From a computer repair technician's POV, there will be lot$ of U$B port replacement$, due to power supply abusers (have you seen some students' charging cables?!). From manufacturer's POV: if they had MagSafe, they probably wouldn't need separate USB ports (IMHO).
It's almost guaranteed that the second revision of this product line will use MagSafe (you own the patent already!).
The USB-C port that’s already there anyway is free, thus way cheaper. No special port. No special cable in the box.
I don’t think it will come in the next revision.
For nightmares, the screwbin either tips over repeatedly, or a dropped screw poofs indefinitely. Sometimes I wake up sweated, snackycaked crumb constellations jambed up'gainst bedsheets and fattie.
Screws, everywhere. Me.
Compare to a thinkpad keyboard FRU. They have fluid drains and still cost $99 for a top-end laptop. My daughter's chromebook keyboard replacement at school was $16.

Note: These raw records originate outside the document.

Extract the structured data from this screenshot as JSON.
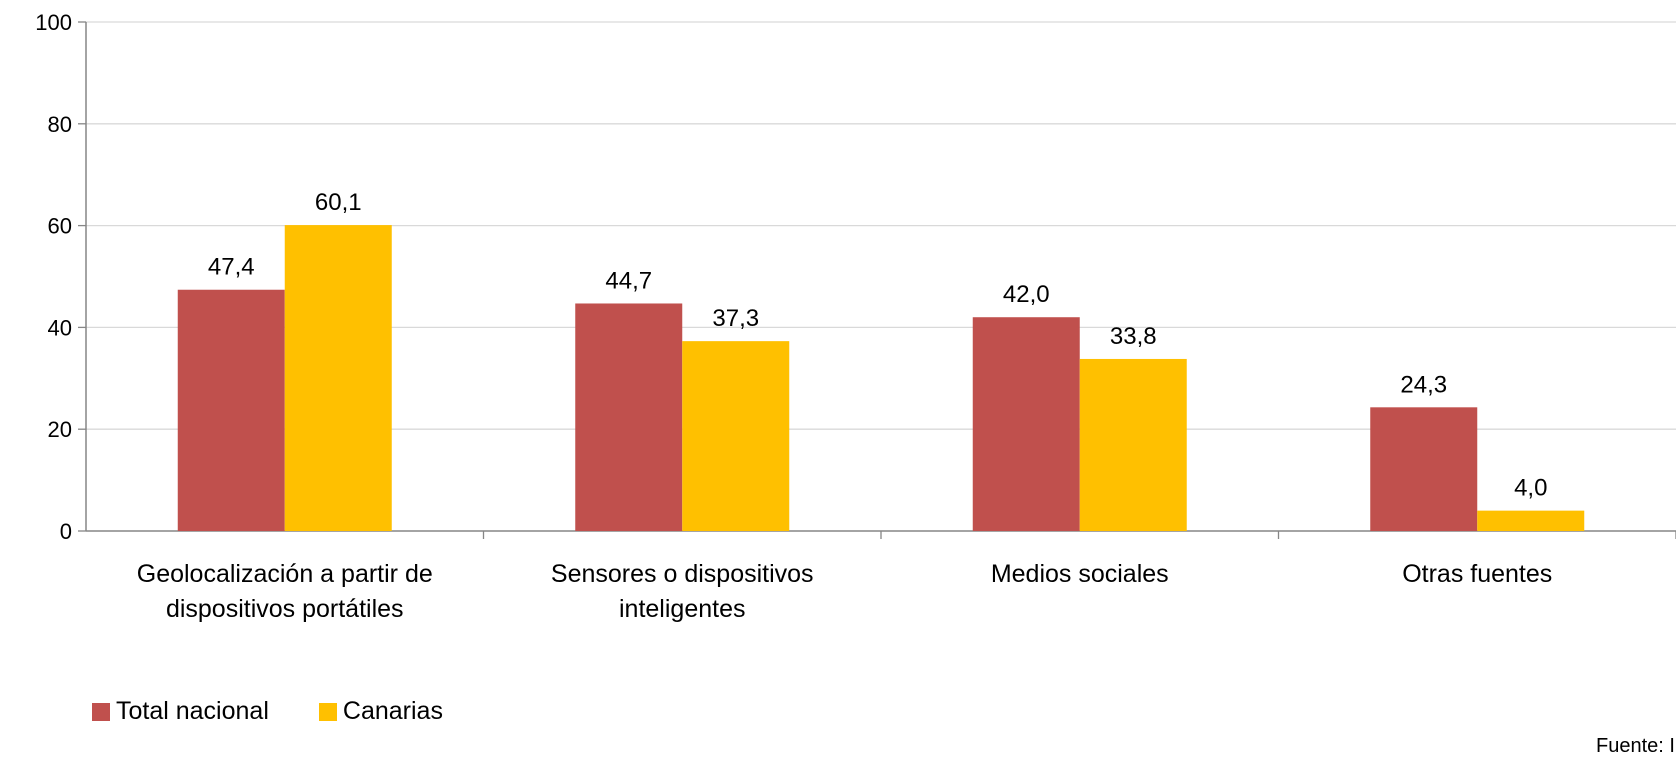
{
  "chart_data": {
    "type": "bar",
    "title": "",
    "xlabel": "",
    "ylabel": "",
    "ylim": [
      0,
      100
    ],
    "yticks": [
      0,
      20,
      40,
      60,
      80,
      100
    ],
    "grid": true,
    "legend_position": "bottom-left",
    "categories": [
      [
        "Geolocalización a partir de",
        "dispositivos portátiles"
      ],
      [
        "Sensores o dispositivos",
        "inteligentes"
      ],
      [
        "Medios sociales"
      ],
      [
        "Otras fuentes"
      ]
    ],
    "series": [
      {
        "name": "Total nacional",
        "color": "#c0504d",
        "values": [
          47.4,
          44.7,
          42.0,
          24.3
        ],
        "labels": [
          "47,4",
          "44,7",
          "42,0",
          "24,3"
        ]
      },
      {
        "name": "Canarias",
        "color": "#ffc000",
        "values": [
          60.1,
          37.3,
          33.8,
          4.0
        ],
        "labels": [
          "60,1",
          "37,3",
          "33,8",
          "4,0"
        ]
      }
    ]
  },
  "source_text": "Fuente: INE"
}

So what I'm hearing is you don't want Apple to make their computers more repairable? Think of this like training a dog. My dog can open the cabinet in the kitchen on their own, pull out a specific requested item, close the door again and bring the item to me from anywhere in my house. Opening a door is just tugging on something, bringing something to me is just fetch, closing a door is just pushing with its nose. If I went into the training of this with the attitude of "oh wow, you pulled the door open" or "oh wow, you fetched the thing" and didn't reward my dog for doing those simple pieces because "any good dog can tug on a rope or fetch a ball", then my dog would never have gotten to the point of doing all of those things in a repeatable complex sequence that serves a useful purpose. Instead every part of it that my dog got right, they got all sorts of praise and rewards. And so once I started asking more, my dog eagerly tried to do those things because they knew if they did what I wanted, they could get the things they wanted.
Train your companies the same way. Give them the positive PR and praise they're looking for when they do the things you want them to do. You'll get them to do what you want a lot faster if they have an actual incentive to do it.
Article: https://www.ifixit.com/News/100352/we-hot-wired-the-iphone-1...
Discussion: https://news.ycombinator.com/item?id=41623251
Over 11 years, they exceeded $3 trillion in revenue, actually. I knew it was a lot, hadn't actually looked at the totals before. 2015-2025 sums to $3.429 trillion.